Senate Patriot Act Extension
By Lauren Barack -- School Library Journal, 1/1/2006
It looks like the Patriot Act could end up being more protective of readers’ privacy. Four days before Christmas the Senate ended a filibuster and approved a six-month extension of the antiterrorism law, which had 16 major provisions that were set to expire December 31, 2005. Although the House cleared its version of the bill, Senate Democrats, joined by four Republicans, blocked its passage, claiming the House version didn’t do enough to protect civil liberties.
The Patriot Act, passed following the September 11, 2001, terrorist attacks, vastly expanded the government’s investigative powers against suspected terrorists.

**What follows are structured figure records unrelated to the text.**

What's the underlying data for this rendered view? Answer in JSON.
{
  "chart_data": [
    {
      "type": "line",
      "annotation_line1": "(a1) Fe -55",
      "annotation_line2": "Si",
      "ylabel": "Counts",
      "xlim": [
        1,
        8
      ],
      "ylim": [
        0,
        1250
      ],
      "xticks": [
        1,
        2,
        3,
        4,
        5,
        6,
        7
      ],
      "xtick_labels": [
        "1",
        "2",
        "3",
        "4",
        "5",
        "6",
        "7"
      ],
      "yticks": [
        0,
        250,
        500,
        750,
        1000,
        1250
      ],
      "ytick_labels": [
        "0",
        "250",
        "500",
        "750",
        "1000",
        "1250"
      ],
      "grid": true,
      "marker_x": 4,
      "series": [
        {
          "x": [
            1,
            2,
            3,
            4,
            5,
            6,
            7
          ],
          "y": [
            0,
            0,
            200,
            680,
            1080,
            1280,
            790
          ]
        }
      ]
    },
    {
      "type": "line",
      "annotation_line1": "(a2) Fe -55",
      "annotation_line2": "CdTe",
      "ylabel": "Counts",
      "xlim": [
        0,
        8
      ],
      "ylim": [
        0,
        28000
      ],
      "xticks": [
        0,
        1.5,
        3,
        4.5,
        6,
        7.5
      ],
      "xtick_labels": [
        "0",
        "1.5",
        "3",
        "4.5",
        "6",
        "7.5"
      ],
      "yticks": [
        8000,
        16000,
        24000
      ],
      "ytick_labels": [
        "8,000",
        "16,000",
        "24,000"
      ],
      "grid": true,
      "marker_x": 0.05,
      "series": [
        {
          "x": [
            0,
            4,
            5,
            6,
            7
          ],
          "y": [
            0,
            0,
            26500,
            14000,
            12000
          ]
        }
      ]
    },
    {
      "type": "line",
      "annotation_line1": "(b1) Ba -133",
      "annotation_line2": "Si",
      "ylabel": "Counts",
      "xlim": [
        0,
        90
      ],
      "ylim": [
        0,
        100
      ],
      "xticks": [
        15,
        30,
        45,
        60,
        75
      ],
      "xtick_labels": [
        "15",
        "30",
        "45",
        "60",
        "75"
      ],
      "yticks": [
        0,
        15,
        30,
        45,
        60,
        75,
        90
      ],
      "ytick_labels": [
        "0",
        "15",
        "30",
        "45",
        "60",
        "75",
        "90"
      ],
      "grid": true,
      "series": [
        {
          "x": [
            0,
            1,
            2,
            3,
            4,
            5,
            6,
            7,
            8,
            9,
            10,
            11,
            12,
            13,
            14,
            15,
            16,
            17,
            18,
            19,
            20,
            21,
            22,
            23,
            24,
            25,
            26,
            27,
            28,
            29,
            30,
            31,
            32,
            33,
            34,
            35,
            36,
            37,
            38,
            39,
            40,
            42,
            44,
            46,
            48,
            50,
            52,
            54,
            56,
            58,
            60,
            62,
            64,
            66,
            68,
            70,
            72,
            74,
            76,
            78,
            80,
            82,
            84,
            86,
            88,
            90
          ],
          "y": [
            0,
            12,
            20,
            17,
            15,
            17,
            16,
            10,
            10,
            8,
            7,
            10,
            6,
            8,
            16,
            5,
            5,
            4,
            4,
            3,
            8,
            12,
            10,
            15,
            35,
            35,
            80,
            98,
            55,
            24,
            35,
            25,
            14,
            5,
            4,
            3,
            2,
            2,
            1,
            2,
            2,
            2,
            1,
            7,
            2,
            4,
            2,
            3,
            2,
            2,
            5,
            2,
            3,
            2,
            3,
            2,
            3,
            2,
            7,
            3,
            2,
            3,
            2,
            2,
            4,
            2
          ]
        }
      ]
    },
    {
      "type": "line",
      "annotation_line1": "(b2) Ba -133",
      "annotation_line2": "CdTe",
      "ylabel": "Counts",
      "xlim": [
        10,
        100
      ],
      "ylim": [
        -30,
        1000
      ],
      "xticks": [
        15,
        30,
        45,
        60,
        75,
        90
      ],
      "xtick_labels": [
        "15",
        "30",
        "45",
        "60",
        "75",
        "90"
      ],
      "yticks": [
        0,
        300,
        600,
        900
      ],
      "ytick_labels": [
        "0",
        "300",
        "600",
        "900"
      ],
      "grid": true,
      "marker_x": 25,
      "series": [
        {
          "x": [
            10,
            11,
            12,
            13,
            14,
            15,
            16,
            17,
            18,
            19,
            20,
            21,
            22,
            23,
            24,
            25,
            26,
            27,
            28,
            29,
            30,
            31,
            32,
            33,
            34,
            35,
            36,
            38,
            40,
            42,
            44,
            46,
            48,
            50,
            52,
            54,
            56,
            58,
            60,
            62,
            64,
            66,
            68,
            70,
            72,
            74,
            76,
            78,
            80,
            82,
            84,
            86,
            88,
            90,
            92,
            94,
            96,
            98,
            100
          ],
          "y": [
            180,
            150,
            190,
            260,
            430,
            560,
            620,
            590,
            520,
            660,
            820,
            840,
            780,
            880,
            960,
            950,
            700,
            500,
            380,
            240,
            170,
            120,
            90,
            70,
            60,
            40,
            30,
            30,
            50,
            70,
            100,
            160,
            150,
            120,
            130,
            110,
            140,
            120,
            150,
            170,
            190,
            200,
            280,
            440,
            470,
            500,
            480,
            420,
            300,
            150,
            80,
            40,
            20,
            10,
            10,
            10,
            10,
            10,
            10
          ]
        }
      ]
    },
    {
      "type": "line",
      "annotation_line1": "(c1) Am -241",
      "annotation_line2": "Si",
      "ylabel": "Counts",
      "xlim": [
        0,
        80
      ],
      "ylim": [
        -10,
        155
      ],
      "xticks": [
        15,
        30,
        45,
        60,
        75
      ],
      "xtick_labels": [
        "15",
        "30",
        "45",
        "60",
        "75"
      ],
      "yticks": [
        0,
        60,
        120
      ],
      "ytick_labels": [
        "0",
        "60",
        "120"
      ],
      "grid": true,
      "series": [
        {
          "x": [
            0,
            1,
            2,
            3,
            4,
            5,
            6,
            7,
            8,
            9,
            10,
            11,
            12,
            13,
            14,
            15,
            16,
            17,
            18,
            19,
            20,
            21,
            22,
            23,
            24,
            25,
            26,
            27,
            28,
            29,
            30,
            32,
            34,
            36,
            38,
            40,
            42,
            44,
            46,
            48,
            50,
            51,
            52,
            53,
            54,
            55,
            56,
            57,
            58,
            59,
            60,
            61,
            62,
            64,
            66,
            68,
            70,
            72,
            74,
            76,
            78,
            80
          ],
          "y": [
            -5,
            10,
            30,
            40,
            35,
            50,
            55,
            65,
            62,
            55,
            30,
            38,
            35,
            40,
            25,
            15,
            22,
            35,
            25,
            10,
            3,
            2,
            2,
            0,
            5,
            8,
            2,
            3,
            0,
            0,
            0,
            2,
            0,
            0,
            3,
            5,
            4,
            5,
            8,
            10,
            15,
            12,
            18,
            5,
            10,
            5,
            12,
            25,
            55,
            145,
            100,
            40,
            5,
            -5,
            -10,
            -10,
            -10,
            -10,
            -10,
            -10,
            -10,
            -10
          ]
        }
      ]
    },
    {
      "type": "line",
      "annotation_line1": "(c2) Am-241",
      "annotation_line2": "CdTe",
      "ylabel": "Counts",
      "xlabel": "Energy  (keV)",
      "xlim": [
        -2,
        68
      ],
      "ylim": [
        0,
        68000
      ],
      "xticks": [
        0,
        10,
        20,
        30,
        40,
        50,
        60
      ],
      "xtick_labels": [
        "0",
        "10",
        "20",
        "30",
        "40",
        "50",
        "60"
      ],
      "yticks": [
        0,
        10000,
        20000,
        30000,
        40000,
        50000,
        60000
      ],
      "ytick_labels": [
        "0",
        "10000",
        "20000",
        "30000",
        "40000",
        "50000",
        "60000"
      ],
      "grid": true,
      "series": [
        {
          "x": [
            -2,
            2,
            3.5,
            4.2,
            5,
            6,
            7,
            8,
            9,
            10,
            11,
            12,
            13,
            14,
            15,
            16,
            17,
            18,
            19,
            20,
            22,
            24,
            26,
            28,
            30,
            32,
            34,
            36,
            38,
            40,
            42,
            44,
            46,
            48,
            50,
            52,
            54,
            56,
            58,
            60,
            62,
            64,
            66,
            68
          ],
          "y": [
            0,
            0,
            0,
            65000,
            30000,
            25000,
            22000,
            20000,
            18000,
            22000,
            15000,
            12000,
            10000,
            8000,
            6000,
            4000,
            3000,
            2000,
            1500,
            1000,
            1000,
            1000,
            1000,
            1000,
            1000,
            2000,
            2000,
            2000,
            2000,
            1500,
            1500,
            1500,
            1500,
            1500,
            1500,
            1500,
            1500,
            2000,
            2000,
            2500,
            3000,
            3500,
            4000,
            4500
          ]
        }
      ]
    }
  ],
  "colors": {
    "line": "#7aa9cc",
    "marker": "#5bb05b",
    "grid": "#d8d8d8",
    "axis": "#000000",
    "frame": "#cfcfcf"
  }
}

Reauthorizing the House version of the law would have extended for four years two of the law’s most controversial provisions—the authorization of roving wiretaps and secret warrants for library and bookstore records. “[The six-month extension] is the best outcome we could possibly imagine,” says Emily Sheketoff, associate executive director of the American Library Association’s Washington, DC, office. “The Senate stood firm, and they refused to be bullied into accepting a law that was not good for America.”
One of the more objectionable provisions allows the FBI to issue “national security letters,” demanding that libraries turn over any data requested by investigators and remain silent about the request. The Justice Department has denied—but not corrected—press reports that the FBI has issued as many as 30,000 of these “letters” annually.